A seminar entitled Dirty Little Secrets recently addressed some key challenges in the field of decontamination – from the risk of transmission of degenerative diseases, to the threat of Pseudomonas. JONATHAN BAILLIE reports.
The ‘Dirty Little Secrets’ seminar, recently held in Birmingham, was chaired by Graham Stanton, a senior decontamination officer at NHS Wales Shared Services Partnership – Facilities Services, who is also Chair of the Institute of Healthcare Engineering & Estate Management’s Decontamination Technical Platform, and a member of the Institute’s Council. Graham Stanton drew attention to the new Choice Framework for local Policy and Procedures (CFPP) 01-01 guidance on Management and decontamination of surgical instruments used in acute care, which has recently been out for consultation, and is expected to be published very shortly as a replacement for existing HTM guidance. He then introduced the first speaker, Dr Brian Kirk.

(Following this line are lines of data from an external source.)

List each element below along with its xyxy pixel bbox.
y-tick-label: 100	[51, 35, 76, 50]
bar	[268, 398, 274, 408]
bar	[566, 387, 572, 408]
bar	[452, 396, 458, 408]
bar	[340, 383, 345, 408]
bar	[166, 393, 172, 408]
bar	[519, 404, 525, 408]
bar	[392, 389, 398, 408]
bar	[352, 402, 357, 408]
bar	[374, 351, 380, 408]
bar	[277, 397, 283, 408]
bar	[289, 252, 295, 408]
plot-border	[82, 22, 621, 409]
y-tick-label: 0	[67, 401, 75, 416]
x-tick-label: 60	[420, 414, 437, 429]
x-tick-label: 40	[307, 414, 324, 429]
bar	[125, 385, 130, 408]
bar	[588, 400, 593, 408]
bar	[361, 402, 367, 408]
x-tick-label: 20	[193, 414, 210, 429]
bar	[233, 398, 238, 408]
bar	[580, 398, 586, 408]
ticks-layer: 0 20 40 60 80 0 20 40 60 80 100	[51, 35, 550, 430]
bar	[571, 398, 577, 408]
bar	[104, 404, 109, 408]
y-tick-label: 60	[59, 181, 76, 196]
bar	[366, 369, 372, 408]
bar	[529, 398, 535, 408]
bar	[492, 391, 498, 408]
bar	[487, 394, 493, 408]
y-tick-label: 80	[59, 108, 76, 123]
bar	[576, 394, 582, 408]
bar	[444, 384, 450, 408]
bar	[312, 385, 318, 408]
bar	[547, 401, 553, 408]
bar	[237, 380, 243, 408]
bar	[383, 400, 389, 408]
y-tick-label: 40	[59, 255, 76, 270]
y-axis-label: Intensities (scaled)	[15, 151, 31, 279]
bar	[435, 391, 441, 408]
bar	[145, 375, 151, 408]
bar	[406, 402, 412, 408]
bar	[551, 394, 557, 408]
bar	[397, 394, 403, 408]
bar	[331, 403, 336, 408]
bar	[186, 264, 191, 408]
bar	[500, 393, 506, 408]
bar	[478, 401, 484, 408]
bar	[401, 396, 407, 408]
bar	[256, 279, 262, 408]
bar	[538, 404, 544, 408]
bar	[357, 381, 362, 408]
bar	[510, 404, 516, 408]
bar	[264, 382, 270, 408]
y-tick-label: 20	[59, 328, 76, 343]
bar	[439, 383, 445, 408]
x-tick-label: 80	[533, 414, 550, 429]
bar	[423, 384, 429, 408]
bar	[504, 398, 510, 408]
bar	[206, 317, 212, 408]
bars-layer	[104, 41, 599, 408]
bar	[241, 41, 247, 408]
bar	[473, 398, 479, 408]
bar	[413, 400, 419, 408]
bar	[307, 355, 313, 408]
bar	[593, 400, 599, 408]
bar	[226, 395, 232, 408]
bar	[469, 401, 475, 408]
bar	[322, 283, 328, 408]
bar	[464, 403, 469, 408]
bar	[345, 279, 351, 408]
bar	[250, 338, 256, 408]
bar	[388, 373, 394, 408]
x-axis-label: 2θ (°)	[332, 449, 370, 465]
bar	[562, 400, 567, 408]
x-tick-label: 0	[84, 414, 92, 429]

A highly experienced Authorising Engineer (Decontamination), Dr Kirk is currently employed as technical services specialist for sterilisation and monitoring at 3M Health Care, and is also secretary to IHEEM’s Decontamination Technology Platform. The focus of his presentation was on the key issues for those responsible for sterilisation and decontamination of surgical instruments, as he sought to answer the ‘thorny question’ of: ‘What do we mean by clean?’ He told delegates: “When referring to decontamination, we are talking principally of three key steps: cleaning, to remove tissue and blood from the previous procedure; disinfection – usually thermal, to inactivate microbial contamination; and sterilisation – using a validated process to deliver a defined bioburden reduction to an acceptable Sterility Assurance Level. Each of these three processes should be specified, validated and routinely monitored for efficacy.”
Minimising infection risk
Sterilisation’s key goal, Dr Kirk stressed, should be to minimise the risk of transmitting infection to the patient. Great care needed to be taken before disinfection took place to ensure that instruments were properly clean, since the presence of gross tissue debris or blood on a surgical instrument could prevent attainment of sterile conditions, as microorganisms embedded in tissue debris could potentially survive the sterilisation process. He added: “Sterilisation of instruments with residual debris creates even greater challenges to further cleaning, because the tissue gets baked onto the surfaces, making them extremely difficult to remove.” If decontamination is not performed adequately, there is a risk to the next patient of localised reactions caused by residual tissue and microbial debris – including endotoxins. Unless controlled, the latter could also be present in the final rinse water of washer-disinfectors. Handling of instruments without sufficient care and the necessary precautions during inspection and packing could also transfer microorganisms, ‘with potential clinical consequences’. One of the major worries for bodies such as the Department of Health and the Health Protection Agency in recent years, the speaker explained, had been possible cross-infection with disease-promoting proteins; it was now known that transmissible spongiform encephalopathies such as CJD and vCJD, both protein-mediated diseases that cause degradation of cerebral tissue, were transmissible via PrPSC protein transfer from patient to patient. Recent research suggests that ‘extremely low’ doses, at quantities as low as pictograms, can pose an infection risk.